I understand a lot of truck buyers are focused on practicality, and will want something that's economical or that they can at least get serviced at most indie shops. But AMG found enough people to justify a 6WD G'Wagen, Jon Ward at ICON has a waiting list. I find it hard to believe that there's "no" market for a truck-equivalent to the likes of Equus, Panoz, or Qvale.
What about the super wild trucks we have seen recently? I attribute the demise of the International XT to the absurd amount of asphalt it consumes, not the fact that it was a very expensive truck. As for the Dartz Prombron, it's "famous" for an interior made of whale penis and having been driven by Sacha-Baron Cohen in The Dictator... I think that question answers itself.

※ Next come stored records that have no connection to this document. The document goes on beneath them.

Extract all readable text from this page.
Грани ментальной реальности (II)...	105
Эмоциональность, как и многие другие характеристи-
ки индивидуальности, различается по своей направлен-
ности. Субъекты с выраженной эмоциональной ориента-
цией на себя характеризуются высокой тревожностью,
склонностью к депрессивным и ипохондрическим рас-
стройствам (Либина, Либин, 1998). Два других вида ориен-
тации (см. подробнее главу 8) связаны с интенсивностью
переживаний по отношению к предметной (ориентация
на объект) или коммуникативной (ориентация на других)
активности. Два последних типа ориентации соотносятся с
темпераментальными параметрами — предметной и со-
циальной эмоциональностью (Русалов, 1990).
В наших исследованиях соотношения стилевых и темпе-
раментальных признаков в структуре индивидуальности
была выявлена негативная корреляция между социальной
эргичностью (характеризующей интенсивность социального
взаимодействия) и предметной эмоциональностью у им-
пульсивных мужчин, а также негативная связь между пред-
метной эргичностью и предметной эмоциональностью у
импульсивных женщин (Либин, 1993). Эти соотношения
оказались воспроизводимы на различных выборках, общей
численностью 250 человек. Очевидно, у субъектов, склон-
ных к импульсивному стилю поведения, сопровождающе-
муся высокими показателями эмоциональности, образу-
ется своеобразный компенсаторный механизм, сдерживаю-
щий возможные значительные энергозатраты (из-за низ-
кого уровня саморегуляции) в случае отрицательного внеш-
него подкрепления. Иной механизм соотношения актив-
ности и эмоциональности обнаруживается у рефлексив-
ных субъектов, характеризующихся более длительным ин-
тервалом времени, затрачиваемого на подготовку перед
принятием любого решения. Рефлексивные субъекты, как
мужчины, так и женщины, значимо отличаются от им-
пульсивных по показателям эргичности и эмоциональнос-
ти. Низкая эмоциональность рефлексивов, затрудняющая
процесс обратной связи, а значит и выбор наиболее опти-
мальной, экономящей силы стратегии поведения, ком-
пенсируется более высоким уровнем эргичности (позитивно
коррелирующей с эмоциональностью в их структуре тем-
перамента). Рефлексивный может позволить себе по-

The 6x6 Mercedes I used to illustrate this rant isn't exactly a boutique vehicle... but it's the level of wildness I'd love to see more of in trucks. Not just in terms of off-road performance or ostentatiousness, but in utility and efficiency. If AMG spent as much time thinking about a truck that would be frugal and useful as they did making chariots for oil barons, imagine what they might come up with. Hell, one of Jason's ideas might even come to fruition!
Now I want to know what you think. Is there room in the market, and your heart, for a radical limited-production utility vehicle? Would such a thing open new doors for mainstream truck consumers down the road? Or am I just way too amped about boutique cars because the Local Motors guys took me off jumps in their maniacal machine yesterday?